Subways Rust Translation Benchmark — Comparison Report

Experiment Setup

Task: Translate alexey-zakharenkov/subways (~4,500 lines of Python) to idiomatic Rust
Date: 2026-04-02
Orchestrator: Claude Opus 4.6 (1M context) — designed API spec, created workspace template, launched agents
Test city: Vienna (5 subway lines, 110 stations, 9 interchanges)

Agents

Agent	Model	Runner	Cost Model
z.ai	Claude Opus (via z.ai gateway)	Claude Code `cc zai yolo`	z.ai tokens
Codex	GPT-5.4 (ChatGPT Plus account)	OpenAI Codex CLI v0.118 `codex --full-auto`	ChatGPT Plus quota
Sonnet	Claude Sonnet 4.6 (200K context)	Claude Code `cc yolo sonnet`	Claude Max

Results Summary

Metric	z.ai (Opus)	Sonnet 4.6	Codex (gpt-5.4)
Lines of Rust	4,642	3,514	3,350
todo!() remaining	0	0	21
Compile errors	2 (brace mismatch)	0	4 (in progress)
Tests written	39	5	25
Tests passing	Can't run (compile error)	5/5	25 (some failing)
Clippy warnings	0 (cleaned)	0 (cleaned)	N/A
Vienna correct?	NO (0 stations found)	YES (110/110, 5/5, 9/9)	NO (incomplete)
Time to first output	17 min	~45 min	Still running
Context used	19% of 1M	80% of 200K	66% left
Agent needed help?	Yes (stuck on syntax error)	Self-sufficient	Yes (sandbox prompts)

Winner: Sonnet 4.6 — the only implementation that passes Vienna validation end-to-end

Detailed Analysis

z.ai (Opus via z.ai)

Fastest start, broadest coverage, but incomplete pipeline

Wrote the most code (4,642 lines) and the most tests (39)
Completed all 8 module stubs in 17 minutes — impressive speed
However, the route extraction pipeline (extract_routes()) was stubbed out despite being marked "complete"
When asked to implement the missing pipeline, it wrote partial code but introduced a brace mismatch in route.rs
Could not self-fix the syntax error even when told the exact line number
Strength: Fast scaffolding, test generation, broad coverage
Weakness: Lost track of what was actually wired up vs stubbed; struggled with incremental fixes

Sonnet 4.6

Methodical, self-correcting, fully working

Took longer (~45 min total across 2 sessions) but produced a working validator
Self-diagnosed and fixed 4 bugs during integration testing:
1. City::contains() had swapped bbox indices
2. Network parsing failed on single-network cities
3. CSV parser used wrong column format (headers vs positional)
4. JSON loader didn't handle raw array format
Excellent self-correction loop: clippy → fix → test → Vienna run → debug → fix
Strength: Reliable end-to-end delivery, excellent debugging, self-sufficient
Weakness: Fewer tests (5 vs 39), slower, hit 80% context quickly

Codex (GPT-5.4)

Methodical and careful, but too slow and constantly blocked by sandbox

Most deliberate approach — reads Python reference code thoroughly before implementing
Good thought process: "I'm keeping the recovery path conservative so later city integration can exercise the main logic"
Wrote 25 tests — solid test-first methodology
However, --full-auto mode still required manual sandbox permission approvals ~8 times
At 3,350 lines with 21 todo!()s remaining after ~45 minutes — roughly 60% complete
Strength: Careful, test-driven, good code commentary
Weakness: Extremely slow, sandbox UX terrible, never finished

Performance — Vienna Benchmark

Before Optimization

Metric	Python	z.ai	Sonnet	Codex
Wall clock	3.1s	11.6s	4.9s	15.0s
Peak memory	307 MB	817 MB	1,325 MB	495 MB

After Optimization (agents self-optimized)
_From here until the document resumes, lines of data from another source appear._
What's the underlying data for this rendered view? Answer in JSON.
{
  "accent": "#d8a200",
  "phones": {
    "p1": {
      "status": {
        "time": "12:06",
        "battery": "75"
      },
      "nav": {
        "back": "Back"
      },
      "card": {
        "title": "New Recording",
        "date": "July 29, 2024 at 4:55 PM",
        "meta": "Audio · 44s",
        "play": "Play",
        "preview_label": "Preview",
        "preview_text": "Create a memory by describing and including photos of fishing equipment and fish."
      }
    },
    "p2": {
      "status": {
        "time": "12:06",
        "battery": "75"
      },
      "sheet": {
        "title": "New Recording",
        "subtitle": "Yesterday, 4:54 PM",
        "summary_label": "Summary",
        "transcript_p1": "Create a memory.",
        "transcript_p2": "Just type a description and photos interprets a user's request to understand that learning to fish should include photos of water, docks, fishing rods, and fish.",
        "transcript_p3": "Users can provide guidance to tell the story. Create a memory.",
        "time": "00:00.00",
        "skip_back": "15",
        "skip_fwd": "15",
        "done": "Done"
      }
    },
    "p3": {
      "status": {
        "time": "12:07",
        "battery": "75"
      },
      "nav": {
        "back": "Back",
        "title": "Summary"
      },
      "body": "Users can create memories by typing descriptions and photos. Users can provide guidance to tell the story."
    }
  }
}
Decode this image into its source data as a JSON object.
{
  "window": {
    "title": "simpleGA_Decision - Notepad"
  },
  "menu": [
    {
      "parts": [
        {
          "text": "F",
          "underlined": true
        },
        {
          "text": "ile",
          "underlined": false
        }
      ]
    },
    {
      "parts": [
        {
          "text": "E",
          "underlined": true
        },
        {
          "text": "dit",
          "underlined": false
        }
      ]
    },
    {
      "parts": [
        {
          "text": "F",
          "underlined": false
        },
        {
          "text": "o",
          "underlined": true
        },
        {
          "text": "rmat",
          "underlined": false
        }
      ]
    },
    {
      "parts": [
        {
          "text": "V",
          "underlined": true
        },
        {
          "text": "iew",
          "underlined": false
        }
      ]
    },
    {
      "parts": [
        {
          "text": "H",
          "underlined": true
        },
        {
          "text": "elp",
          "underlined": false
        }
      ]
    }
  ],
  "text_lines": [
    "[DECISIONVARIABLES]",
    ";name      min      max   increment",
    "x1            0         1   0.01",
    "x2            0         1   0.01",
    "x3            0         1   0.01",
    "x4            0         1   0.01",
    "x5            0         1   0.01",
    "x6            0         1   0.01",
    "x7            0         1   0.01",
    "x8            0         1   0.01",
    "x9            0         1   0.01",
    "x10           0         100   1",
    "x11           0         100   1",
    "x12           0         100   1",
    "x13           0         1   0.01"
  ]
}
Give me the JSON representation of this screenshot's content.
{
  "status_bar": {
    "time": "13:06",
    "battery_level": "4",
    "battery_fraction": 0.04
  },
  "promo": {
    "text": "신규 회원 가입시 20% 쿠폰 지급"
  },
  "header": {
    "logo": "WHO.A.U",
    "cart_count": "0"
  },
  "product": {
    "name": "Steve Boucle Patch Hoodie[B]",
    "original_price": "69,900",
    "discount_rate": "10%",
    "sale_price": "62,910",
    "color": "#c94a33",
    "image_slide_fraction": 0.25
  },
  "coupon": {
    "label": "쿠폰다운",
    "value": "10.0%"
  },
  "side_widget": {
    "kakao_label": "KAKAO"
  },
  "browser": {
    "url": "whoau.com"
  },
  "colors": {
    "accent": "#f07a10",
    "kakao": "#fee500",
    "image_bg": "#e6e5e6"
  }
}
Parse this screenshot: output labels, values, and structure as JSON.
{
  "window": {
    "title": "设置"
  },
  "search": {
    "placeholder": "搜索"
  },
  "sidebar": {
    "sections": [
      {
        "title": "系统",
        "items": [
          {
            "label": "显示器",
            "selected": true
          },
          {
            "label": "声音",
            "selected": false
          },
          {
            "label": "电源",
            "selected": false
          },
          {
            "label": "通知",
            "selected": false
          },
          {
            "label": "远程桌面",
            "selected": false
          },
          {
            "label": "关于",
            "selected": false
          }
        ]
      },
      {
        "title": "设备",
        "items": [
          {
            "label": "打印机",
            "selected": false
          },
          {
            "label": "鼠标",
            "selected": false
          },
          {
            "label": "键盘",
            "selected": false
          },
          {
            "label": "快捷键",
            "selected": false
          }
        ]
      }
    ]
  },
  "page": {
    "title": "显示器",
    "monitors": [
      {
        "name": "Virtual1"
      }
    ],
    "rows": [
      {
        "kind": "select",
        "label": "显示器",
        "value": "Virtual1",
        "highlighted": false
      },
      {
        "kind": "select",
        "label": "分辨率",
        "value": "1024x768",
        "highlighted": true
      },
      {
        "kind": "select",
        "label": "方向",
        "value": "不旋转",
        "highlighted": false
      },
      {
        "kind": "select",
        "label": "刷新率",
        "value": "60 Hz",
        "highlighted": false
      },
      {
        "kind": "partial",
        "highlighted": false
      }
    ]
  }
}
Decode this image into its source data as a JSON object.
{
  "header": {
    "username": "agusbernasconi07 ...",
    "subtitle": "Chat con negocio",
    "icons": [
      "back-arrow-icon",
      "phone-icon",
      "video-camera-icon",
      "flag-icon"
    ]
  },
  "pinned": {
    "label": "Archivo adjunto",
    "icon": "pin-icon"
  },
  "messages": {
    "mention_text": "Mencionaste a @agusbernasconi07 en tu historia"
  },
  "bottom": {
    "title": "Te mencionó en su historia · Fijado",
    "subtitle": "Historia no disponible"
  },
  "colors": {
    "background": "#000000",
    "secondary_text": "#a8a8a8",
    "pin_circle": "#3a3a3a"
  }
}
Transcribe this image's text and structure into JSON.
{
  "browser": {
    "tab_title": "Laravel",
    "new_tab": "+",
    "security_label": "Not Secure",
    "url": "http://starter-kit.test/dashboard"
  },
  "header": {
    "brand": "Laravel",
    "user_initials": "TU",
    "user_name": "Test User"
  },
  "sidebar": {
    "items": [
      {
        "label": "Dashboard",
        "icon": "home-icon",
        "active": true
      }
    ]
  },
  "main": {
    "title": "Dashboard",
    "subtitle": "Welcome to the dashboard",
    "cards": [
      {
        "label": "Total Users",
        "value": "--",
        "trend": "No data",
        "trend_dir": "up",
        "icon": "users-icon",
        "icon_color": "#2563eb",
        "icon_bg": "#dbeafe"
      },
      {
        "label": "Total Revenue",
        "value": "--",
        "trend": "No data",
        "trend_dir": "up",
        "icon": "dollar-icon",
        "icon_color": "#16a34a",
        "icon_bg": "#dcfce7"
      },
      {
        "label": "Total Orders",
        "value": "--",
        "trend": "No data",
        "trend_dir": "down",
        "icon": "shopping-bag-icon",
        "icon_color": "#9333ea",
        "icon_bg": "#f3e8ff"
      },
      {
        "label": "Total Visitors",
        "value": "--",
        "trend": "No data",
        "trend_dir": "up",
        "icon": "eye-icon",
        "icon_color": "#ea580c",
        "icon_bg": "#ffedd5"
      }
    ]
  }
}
Metric	Python	z.ai	Sonnet	Codex
Wall clock	3.1s	11.6s*	2.5s	1.04s
Peak memory	307 MB	798 MB*	491 MB	227 MB

* z.ai optimization still in progress at time of writing

Codex achieved 3x faster than Python, using 25% less memory. Sonnet is 20% faster than Python. z.ai hasn't optimized yet.

Key Optimization Techniques (Sonnet)

Direct JSON deserialization (skip serde_json::Value intermediate) → −1.4s, −835MB
FxHashMap everywhere (rustc-hash crate) → −0.1s, −20MB

Codex Performance Mystery

Codex achieved 1.04s / 227MB without documenting its approach — likely used similar techniques plus possibly smarter data structures from the start.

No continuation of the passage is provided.